The European Federation of Journalists (EFJ), the regional organisation of the International Federation of Journalists (IFJ), met in Zagreb, Croatia, for its General Meeting on 23-25 March 2007.
Delegates discussed the future of journalism, quality issues and the need for social dialogue with employers, adopted a working program for the next three years and elected a new steering committee.
The meeting included a special session to discuss the media industry in Croatia. While there has been an improvement, in general, in press freedom in Croatia, delegates from 28 European countries said they were concerned about several violations of social, professional and ethical rights of journalists and media companies.

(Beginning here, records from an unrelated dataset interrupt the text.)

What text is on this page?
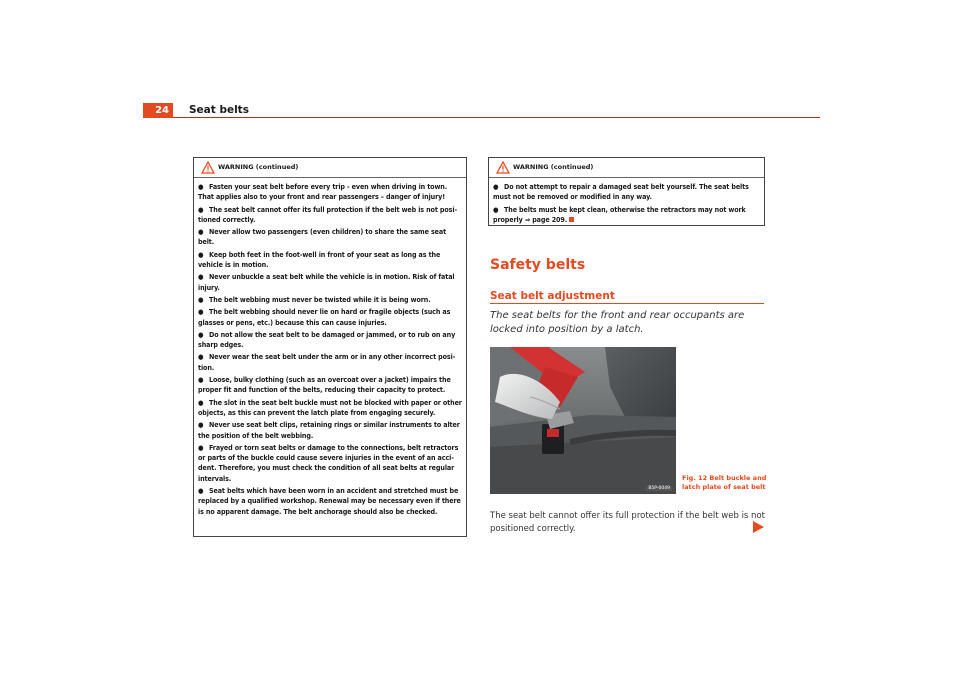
24	Seat belts
WARNING (continued)
● Fasten your seat belt before every trip - even when driving in town. That applies also to your front and rear passengers – danger of injury!
● The seat belt cannot offer its full protection if the belt web is not posi-tioned correctly.
● Never allow two passengers (even children) to share the same seat belt.
● Keep both feet in the foot-well in front of your seat as long as the vehicle is in motion.
● Never unbuckle a seat belt while the vehicle is in motion. Risk of fatal injury.
● The belt webbing must never be twisted while it is being worn.
● The belt webbing should never lie on hard or fragile objects (such as glasses or pens, etc.) because this can cause injuries.
● Do not allow the seat belt to be damaged or jammed, or to rub on any sharp edges.
● Never wear the seat belt under the arm or in any other incorrect posi-tion.
● Loose, bulky clothing (such as an overcoat over a jacket) impairs the proper fit and function of the belts, reducing their capacity to protect.
● The slot in the seat belt buckle must not be blocked with paper or other objects, as this can prevent the latch plate from engaging securely.
● Never use seat belt clips, retaining rings or similar instruments to alter the position of the belt webbing.
● Frayed or torn seat belts or damage to the connections, belt retractors or parts of the buckle could cause severe injuries in the event of an acci-dent. Therefore, you must check the condition of all seat belts at regular intervals.
● Seat belts which have been worn in an accident and stretched must be replaced by a qualified workshop. Renewal may be necessary even if there is no apparent damage. The belt anchorage should also be checked.
WARNING (continued)
● Do not attempt to repair a damaged seat belt yourself. The seat belts must not be removed or modified in any way.
● The belts must be kept clean, otherwise the retractors may not work properly ⇒ page 209.
Safety belts
Seat belt adjustment
The seat belts for the front and rear occupants are locked into position by a latch.
B5P-0049
Fig. 12 Belt buckle and latch plate of seat belt
The seat belt cannot offer its full protection if the belt web is not positioned correctly.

The EFJ strongly supports the Trade Union of Croatian Journalists (TUCJ) in its efforts to negotiate a national collective agreement to be signed by the end of this year. In particular, the EFJ supports TUCJ's efforts to protect core labor standards and professional rights of journalists in local and regional media as well as permanent freelance collaborators (economically dependent workers) by this agreement. The EFJ urges foreign media owners to give employees in Croatia the same rights and benefits as employees in the media company’s home country.
The EFJ further supports the Croatian Journalists’ Association (CJA) and the TUCJ’s demands for:
• local and regional media to be free from political pressure from local authorities;
• complete financial transparency on state companies’ expenditures for advertisements in local and regional media;
• the Croatian government to save the Vjesnik daily newspaper;
• clarity regarding the national news agency Hina, as the European Union’s institutions pointed out the political interference taking place within the agency and which affects the accession negotiations between Croatia and the EU.
Newly re-elected EFJ chair Arne König said: “We strongly support the initiative of both of our affiliates, the TUCJ and CJA, as well as the Association of Media employers (UNI) and other civil society associations to establish a Press Council by the end of this year. This is an extremely important instrument for self-regulation in the media industry and common practice in most European countries.”